Superbonus, tiene il deficit

I numeri record del Superbonus continuano ad agitare imprese e partiti, ma almeno quelli del deficit del 2023 dovrebbero rimanere contenuti. La parola finale spetta all’Istat, che domani pubblicherà i nuovi dati sui conti pubblici del 2022, incorporando l’impatto dei bonus edilizi, fra cui spicca il macigno del Superbonus al 110%. Il peso dovrebbe però quasi tutto essere concentrato sul 2022, facendo schizzare il 5,6% atteso dalla Nadef, ma lasciando contenuti gli effetti sul 4,5% previsto dal governo per quest’anno.

Prudenza e cautela sono d’obbligo, perché i calcoli dell’Istat non sono noti a nessuno fino alla loro pubblicazione ufficiale, ma fonti del Mef ricordano che il deficit 2023 parte già da un dato fondamentale per i conti: il Superbonus e le sue costose – per lo Stato – cessioni dei crediti sono state bloccate con il decreto del 16 febbraio, un argine considerato necessario dal governo per non mandare all’aria i conti pubblici. In totale i bonus – di cui il 110% è la fetta principale – sono costati oltre 120 miliardi secondo le ultime stime, destinate a cambiare probabilmente al rialzo visto che ancora non sono disponibili le operazioni autorizzate dall’Agenzia delle Entrate entro il 16 novembre scorso, quando sull’agevolazione cadde la prima scure che la portò da 110% a 90%. A schiarire le nubi sul deficit 2023 intervengono anche altri fattori positivi. I prezzi energetici continuano a scendere e molto probabilmente si alleggerirà la spesa per sostenere famiglie e imprese. E tutto lascia pensare che il Pil sarà ben più alto dello 0,6% della Nadef, forse sfiorando l’1%.

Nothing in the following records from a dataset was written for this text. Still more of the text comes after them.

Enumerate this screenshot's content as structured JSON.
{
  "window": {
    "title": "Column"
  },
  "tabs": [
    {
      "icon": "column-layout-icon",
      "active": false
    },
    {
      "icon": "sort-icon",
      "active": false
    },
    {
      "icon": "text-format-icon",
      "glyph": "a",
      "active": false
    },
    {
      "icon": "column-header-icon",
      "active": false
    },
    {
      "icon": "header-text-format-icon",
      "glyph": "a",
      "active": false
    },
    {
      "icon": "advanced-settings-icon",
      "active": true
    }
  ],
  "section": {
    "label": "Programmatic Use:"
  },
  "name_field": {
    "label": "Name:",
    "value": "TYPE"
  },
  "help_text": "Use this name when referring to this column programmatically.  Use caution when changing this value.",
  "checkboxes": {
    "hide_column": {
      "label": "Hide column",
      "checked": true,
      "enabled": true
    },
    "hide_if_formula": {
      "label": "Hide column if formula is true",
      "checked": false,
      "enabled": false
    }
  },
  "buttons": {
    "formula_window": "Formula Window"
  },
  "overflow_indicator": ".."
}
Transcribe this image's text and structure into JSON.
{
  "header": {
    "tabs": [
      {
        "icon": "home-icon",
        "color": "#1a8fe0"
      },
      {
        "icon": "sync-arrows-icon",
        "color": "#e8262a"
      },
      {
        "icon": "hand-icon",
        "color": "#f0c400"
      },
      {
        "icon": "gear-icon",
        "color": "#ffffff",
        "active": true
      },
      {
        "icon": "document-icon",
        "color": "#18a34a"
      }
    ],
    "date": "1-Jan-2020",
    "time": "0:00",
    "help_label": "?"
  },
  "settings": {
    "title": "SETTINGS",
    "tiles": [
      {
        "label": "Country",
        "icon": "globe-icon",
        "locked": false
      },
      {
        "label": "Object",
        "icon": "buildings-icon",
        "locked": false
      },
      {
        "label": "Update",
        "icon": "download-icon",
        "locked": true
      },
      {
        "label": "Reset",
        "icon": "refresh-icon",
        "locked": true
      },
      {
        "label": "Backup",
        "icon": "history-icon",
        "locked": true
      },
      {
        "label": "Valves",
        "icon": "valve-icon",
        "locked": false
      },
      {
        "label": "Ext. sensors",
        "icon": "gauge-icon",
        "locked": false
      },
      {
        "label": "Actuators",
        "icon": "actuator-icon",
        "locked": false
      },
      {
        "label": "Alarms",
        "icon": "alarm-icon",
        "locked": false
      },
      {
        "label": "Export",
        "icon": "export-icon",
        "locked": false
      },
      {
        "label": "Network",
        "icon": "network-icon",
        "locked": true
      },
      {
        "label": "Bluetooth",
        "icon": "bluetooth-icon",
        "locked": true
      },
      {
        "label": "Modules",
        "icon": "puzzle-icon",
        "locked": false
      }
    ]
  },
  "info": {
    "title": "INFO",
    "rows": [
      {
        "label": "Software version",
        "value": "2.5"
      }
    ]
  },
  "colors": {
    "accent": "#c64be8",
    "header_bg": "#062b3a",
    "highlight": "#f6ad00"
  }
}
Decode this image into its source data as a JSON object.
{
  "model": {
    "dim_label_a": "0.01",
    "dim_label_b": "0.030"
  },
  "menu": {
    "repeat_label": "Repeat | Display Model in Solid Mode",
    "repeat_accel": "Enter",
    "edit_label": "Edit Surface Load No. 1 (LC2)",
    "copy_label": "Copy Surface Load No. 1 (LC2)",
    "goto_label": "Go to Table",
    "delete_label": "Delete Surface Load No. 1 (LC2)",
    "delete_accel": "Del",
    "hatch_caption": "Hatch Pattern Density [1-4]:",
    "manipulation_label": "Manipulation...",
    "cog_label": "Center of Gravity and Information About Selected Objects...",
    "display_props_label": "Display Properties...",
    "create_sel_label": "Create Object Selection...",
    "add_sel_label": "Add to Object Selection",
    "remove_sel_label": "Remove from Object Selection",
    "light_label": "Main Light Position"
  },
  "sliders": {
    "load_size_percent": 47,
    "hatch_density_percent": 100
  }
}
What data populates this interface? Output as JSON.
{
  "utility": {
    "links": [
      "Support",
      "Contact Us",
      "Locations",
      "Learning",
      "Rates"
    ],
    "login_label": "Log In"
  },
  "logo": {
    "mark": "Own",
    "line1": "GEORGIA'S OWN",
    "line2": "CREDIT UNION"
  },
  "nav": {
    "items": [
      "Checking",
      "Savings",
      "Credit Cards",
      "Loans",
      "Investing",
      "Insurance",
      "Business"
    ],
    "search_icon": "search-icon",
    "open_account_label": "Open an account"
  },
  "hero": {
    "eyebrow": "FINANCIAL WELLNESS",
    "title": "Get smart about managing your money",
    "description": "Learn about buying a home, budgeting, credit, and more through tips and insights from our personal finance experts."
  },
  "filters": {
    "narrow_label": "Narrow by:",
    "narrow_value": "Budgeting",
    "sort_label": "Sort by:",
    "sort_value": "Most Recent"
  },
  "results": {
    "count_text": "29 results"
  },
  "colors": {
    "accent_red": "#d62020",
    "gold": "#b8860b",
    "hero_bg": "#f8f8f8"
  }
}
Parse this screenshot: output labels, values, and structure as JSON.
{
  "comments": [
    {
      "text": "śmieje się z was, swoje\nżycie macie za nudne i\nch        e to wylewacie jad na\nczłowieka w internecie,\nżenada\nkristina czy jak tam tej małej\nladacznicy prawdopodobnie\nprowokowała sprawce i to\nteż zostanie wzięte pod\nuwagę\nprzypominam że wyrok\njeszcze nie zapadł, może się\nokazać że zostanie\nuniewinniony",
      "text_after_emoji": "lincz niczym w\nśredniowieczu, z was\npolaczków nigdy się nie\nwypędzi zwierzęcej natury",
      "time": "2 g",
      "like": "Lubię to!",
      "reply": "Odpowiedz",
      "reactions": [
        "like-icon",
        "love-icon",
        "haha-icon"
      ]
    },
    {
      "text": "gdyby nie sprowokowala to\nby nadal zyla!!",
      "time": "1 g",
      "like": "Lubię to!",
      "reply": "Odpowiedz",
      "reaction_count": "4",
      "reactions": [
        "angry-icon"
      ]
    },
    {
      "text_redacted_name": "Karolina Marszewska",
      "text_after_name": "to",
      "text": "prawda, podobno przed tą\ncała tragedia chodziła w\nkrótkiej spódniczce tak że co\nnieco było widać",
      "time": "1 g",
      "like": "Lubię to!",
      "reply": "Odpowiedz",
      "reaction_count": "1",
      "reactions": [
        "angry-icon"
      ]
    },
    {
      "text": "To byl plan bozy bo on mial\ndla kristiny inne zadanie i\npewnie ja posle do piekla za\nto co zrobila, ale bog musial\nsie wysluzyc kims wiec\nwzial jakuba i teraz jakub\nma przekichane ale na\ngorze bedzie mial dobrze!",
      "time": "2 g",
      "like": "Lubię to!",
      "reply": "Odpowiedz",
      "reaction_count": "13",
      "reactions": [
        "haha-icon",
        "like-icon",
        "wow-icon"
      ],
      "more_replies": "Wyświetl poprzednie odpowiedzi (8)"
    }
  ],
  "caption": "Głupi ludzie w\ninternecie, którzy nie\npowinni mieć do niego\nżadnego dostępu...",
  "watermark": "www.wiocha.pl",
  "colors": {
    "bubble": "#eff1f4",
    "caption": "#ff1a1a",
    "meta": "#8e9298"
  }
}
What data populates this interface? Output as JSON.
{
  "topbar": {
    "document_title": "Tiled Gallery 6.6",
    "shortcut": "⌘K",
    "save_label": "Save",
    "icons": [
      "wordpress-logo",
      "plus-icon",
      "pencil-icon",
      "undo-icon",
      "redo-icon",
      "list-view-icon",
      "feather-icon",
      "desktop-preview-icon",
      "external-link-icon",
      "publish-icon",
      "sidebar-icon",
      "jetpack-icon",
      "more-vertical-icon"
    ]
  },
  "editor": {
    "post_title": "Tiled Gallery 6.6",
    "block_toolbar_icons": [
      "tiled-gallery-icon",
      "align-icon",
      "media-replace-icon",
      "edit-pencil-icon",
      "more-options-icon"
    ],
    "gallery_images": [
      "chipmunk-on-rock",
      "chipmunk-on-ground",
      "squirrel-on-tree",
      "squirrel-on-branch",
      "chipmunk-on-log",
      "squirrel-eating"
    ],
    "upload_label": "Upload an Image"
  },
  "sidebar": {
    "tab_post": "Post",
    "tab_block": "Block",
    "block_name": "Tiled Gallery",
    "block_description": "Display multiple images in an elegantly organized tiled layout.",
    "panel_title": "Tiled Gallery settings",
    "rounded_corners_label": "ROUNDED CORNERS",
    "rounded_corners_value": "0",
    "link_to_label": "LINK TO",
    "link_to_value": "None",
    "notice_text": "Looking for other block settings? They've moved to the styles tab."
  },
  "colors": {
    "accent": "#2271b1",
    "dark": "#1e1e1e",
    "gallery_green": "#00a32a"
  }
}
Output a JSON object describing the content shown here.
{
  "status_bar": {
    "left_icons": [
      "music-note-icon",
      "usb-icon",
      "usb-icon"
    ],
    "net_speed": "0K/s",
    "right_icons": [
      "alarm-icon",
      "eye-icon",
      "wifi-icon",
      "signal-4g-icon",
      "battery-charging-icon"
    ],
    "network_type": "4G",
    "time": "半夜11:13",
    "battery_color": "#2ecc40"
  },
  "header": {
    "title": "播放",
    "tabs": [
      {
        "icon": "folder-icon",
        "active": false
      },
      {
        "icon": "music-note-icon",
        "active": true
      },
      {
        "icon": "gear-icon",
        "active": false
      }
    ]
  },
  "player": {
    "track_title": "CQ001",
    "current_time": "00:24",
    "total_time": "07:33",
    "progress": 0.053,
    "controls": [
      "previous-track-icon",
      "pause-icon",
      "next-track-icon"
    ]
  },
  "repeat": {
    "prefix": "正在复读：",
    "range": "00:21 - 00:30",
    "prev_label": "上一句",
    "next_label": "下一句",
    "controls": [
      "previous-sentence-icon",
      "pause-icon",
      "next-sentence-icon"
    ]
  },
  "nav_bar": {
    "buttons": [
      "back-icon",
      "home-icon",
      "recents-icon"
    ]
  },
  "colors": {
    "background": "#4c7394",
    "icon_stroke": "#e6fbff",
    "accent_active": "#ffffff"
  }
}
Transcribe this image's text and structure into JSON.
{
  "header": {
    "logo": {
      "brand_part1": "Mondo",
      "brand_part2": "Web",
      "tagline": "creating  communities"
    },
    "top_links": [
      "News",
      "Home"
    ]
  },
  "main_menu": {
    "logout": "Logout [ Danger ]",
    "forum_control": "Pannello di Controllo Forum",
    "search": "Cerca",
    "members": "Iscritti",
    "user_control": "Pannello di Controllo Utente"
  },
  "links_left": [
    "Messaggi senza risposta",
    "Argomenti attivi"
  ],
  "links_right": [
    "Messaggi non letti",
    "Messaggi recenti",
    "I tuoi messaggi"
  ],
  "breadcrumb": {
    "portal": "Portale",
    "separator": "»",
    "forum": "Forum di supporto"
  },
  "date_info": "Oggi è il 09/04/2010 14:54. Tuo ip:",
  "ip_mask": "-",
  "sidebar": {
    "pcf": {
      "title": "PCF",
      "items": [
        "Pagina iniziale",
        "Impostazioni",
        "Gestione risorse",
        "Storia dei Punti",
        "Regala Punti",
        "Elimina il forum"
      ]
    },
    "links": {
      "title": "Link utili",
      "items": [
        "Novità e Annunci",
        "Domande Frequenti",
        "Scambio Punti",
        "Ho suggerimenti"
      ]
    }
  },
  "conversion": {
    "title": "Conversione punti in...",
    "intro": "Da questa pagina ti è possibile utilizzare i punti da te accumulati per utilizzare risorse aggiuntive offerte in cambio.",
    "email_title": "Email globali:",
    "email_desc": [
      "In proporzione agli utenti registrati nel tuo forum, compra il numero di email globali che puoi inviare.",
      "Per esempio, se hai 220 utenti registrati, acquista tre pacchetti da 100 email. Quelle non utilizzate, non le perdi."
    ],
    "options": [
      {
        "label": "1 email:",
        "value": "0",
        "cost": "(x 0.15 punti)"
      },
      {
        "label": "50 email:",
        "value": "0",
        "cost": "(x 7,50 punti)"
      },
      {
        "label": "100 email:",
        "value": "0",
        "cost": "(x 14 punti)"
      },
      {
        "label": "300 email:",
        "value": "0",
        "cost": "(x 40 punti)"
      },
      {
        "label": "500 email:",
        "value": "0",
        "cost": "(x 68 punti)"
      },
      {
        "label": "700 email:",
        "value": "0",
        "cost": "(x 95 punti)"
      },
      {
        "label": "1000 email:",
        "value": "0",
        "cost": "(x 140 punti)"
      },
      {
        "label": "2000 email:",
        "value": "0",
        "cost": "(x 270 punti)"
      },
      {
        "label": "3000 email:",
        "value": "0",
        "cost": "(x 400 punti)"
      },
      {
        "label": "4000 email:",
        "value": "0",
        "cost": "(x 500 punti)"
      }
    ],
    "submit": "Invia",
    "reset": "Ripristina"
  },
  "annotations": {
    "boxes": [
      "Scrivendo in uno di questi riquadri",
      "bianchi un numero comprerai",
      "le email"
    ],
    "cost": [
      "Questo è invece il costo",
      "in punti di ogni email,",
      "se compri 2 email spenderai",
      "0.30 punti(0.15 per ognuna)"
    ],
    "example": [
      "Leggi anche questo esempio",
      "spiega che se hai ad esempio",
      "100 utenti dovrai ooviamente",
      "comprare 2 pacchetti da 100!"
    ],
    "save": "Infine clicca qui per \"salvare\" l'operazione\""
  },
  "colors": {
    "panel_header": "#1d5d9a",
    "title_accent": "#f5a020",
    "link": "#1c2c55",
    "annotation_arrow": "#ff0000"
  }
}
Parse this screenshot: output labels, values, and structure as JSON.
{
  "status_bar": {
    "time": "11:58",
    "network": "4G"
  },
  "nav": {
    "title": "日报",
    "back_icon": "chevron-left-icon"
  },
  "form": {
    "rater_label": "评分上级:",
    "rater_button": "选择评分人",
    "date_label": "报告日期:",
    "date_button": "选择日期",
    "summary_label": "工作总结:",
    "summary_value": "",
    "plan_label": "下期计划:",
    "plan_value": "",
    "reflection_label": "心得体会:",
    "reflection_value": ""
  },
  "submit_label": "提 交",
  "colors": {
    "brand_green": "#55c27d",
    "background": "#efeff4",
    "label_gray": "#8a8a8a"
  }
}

L’agenzia Moody’s già rivede al rialzo le sue stime di crescita per l’Italia, che da negative (-1,4%) diventano positive (+0,3%), proprio grazie al calo dei prezzi dell’energia e ai minori rischi di carenze energetiche. Il nuovo dato dell’Istat, che insieme ad Eurostat ha deciso il metodo di calcolo dei bonus (concentrati nell’anno di attivazione dello sconto o spalmati negli anni), è fondamentale anche per definire i prossimi passi sulle modifiche al decreto del 16 febbraio. Modifiche che dovrà fare il Parlamento, dopo che il Mef gli assegnerà le risorse da spendere. Tutte legate agli spazi che si libereranno sul deficit 2023. Dopo che l’Istat farà chiarezza sui conti, ci sarà quindi anche la nuova convocazione del tavolo tecnico al Mef, che ha già riunito una volta governo, categorie e banche sul nodo dei crediti incagliati. Nel frattempo si studiano le ipotesi sul tavolo: dall’utilizzo degli F24 a compensazione dei crediti, estendendolo anche ai correntisti oltre che alle imprese, all’intervento di altri acquirenti, come chiedono a gran voce le categorie che vorrebbero un intervento delle partecipate.